Researchers analyzed data from 6,300 people taking part in four different studies. The participants were studied from childhood to adulthood for an average of 23 years. Obesity was defined as having a body mass index (BMI) of 30 or more. In children, the BMI was compared to other children of the same age and expressed as a percentile.
Results show that people who remained obese during childhood and continued to be in adulthood had five times increased risk of developing Type 2 diabetes, when compared to those who had a normal weight throughout. The risk of high blood pressure also increased three times in these people. Obese children, who became obese in adulthood, had two times more risk of developing plaques in arteries, one of the major causes of stroke.

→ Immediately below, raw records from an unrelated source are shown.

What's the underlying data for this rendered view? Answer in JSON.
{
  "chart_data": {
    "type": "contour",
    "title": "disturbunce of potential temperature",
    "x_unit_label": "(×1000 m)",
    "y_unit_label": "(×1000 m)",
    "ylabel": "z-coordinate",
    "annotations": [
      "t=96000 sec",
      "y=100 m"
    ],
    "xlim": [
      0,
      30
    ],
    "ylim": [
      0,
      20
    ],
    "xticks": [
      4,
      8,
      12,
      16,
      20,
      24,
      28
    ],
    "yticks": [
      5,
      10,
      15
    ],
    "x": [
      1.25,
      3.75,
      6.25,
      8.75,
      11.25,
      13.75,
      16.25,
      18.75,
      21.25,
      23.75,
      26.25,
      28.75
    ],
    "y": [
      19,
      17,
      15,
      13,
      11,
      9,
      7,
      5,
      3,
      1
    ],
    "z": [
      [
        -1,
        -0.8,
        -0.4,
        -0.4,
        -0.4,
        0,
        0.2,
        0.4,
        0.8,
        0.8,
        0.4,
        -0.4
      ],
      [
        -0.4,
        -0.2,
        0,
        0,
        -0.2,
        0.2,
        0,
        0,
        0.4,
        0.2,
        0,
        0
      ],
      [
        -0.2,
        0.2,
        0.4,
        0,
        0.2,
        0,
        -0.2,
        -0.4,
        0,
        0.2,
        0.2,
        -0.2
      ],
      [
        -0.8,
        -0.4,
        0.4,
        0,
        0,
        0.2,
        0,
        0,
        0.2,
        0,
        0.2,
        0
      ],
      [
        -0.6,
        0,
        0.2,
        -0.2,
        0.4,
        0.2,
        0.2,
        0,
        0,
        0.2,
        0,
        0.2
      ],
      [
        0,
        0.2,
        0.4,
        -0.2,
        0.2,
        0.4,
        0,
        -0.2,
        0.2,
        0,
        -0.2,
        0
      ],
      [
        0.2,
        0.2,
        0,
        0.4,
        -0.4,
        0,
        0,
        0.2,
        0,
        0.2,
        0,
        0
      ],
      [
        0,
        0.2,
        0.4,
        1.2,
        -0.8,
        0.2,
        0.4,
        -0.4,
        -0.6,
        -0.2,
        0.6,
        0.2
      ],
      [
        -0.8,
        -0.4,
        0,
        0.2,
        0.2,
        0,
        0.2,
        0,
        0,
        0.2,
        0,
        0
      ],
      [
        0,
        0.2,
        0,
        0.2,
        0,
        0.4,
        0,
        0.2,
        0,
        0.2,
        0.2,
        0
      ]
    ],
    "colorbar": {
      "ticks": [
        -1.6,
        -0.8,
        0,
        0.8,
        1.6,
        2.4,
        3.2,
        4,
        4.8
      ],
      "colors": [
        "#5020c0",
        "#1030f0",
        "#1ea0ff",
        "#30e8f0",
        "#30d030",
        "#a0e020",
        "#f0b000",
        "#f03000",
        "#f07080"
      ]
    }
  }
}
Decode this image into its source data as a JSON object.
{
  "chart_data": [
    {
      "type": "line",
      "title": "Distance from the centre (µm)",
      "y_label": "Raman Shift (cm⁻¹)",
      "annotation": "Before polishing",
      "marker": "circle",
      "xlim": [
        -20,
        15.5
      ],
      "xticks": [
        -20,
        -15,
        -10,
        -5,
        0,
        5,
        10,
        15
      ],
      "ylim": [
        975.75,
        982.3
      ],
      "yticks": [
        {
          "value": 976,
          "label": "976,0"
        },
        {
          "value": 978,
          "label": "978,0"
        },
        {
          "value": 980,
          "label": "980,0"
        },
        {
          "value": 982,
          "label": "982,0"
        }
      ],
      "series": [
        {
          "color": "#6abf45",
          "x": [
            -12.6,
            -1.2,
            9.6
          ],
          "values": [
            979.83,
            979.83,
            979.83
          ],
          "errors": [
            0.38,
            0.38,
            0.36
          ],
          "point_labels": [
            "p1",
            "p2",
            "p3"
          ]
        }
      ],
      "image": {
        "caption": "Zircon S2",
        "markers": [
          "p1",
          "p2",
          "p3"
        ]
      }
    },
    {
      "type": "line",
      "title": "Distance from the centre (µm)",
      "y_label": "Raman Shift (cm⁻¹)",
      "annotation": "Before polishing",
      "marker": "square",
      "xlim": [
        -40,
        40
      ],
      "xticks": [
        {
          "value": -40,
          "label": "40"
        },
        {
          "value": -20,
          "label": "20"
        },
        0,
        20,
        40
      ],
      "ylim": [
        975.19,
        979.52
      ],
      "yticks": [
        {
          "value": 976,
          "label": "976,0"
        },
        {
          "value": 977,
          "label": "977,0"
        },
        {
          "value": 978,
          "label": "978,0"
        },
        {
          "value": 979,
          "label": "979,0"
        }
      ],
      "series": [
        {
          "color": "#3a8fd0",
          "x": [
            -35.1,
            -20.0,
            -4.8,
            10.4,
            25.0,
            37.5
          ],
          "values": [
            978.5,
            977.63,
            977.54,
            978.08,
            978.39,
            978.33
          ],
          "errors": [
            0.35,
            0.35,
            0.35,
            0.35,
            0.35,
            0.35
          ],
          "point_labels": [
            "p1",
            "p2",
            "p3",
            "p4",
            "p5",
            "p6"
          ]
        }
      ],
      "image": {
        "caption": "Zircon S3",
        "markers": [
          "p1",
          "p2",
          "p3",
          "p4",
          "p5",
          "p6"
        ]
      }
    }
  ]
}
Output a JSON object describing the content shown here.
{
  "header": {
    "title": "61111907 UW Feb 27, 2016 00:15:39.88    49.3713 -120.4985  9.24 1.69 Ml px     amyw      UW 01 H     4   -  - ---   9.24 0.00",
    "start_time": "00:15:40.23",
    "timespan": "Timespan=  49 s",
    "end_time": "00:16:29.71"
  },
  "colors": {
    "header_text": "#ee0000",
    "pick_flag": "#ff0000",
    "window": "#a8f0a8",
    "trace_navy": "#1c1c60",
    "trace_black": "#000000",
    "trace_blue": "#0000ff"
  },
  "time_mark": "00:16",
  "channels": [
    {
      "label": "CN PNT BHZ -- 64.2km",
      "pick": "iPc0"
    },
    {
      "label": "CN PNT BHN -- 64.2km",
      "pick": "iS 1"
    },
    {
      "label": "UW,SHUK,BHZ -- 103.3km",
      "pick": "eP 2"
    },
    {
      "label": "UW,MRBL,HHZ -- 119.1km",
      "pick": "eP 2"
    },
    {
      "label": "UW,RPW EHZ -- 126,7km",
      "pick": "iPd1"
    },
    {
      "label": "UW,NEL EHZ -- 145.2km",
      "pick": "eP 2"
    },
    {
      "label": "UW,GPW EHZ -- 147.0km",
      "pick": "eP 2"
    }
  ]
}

However, participants who were obese in childhood and managed to have a normal weight by adulthood had a risk for these major diseases, similar to those who were never obese or overweight. Olli T. Raitakari, MD, feels “the results are significant as it is similar in all the four studies conducted in different parts of the world – Europe, U.S and Australia...This shows the importance of preventing childhood obesity,” says Raitakari. “Since obese children have a high chance of becoming obese adults, it is better to prevent it in childhood than treat obesity in adulthood”, adds Raitakari.
Albert Rocchini, MD, Pediatrics professor at the University of Michigan, and the director of division of cardiology at the C.S. Mott Children's Hospital, also agrees to this fact. “Preventing childhood obesity would go long way in improving adult health and health care savings”, says Rocchini. Thus, to reduce incidence of heart disease, the most ideal way is to develop effective methods to prevent and treat childhood obesity. Rocchini recommends that “the focus on preventing obesity in children who are at high risk of becoming obese”.